The grave was found during excavations in Parion Ancient City located in the village of Kemer of Biga district in 2011.
The area where the grave is located is one of the best examples of archaeological conservation, Vedat Keles, the head of the excavation team and an archeology professor at Canakkale's Ondokuz Mayis University, told Anadolu Agency.
"We found this place in 2010 and started excavations in 2011. The late Byzantine chapel was uncovered during excavations," Keles said.
There was a large thermal power plant in the area, and the owner of the construction applied to the cultural heritage preservation board in Canakkale to learn if there was any remains from ancient Greek city Parion, also called Parium, he added.
Keles said the two graves unearthed in the chapel area made the structure important, adding that one of the graves belonged to an individual, who carried a cross at the chest level.
About the other grave, Keles said it was of a "man and woman cuddling each other, according to the information anthropologists gave to us" and that they decided to name the late Byzantine chapel the "lovers' chapel".
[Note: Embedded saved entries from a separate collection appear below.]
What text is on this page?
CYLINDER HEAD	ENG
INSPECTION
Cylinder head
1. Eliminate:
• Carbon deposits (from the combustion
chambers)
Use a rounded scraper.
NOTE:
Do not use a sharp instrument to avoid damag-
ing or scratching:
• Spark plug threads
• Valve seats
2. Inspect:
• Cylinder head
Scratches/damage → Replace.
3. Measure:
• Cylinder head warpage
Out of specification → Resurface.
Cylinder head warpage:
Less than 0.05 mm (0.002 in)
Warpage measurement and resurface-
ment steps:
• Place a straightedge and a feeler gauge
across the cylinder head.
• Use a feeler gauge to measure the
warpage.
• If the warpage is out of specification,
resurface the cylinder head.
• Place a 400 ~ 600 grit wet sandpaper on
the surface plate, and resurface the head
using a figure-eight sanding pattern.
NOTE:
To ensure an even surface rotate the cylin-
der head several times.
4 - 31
"In fact, we happened to learn that there was such a love story here and we found the remains of the love," Keles said.
He also said they wanted to take both the love and the structure under protection, and they realized the idea with their main sponsor.
Keles said he thinks the area will become an important destination, as not many examples of graves of cuddling men and women were found in the world -- apart from Italy and Ukraine.
He also said it was the first one to be found in Anatolia, emphasizing that protecting such a cultural heritage located within a large industrial plant was the first example in the world.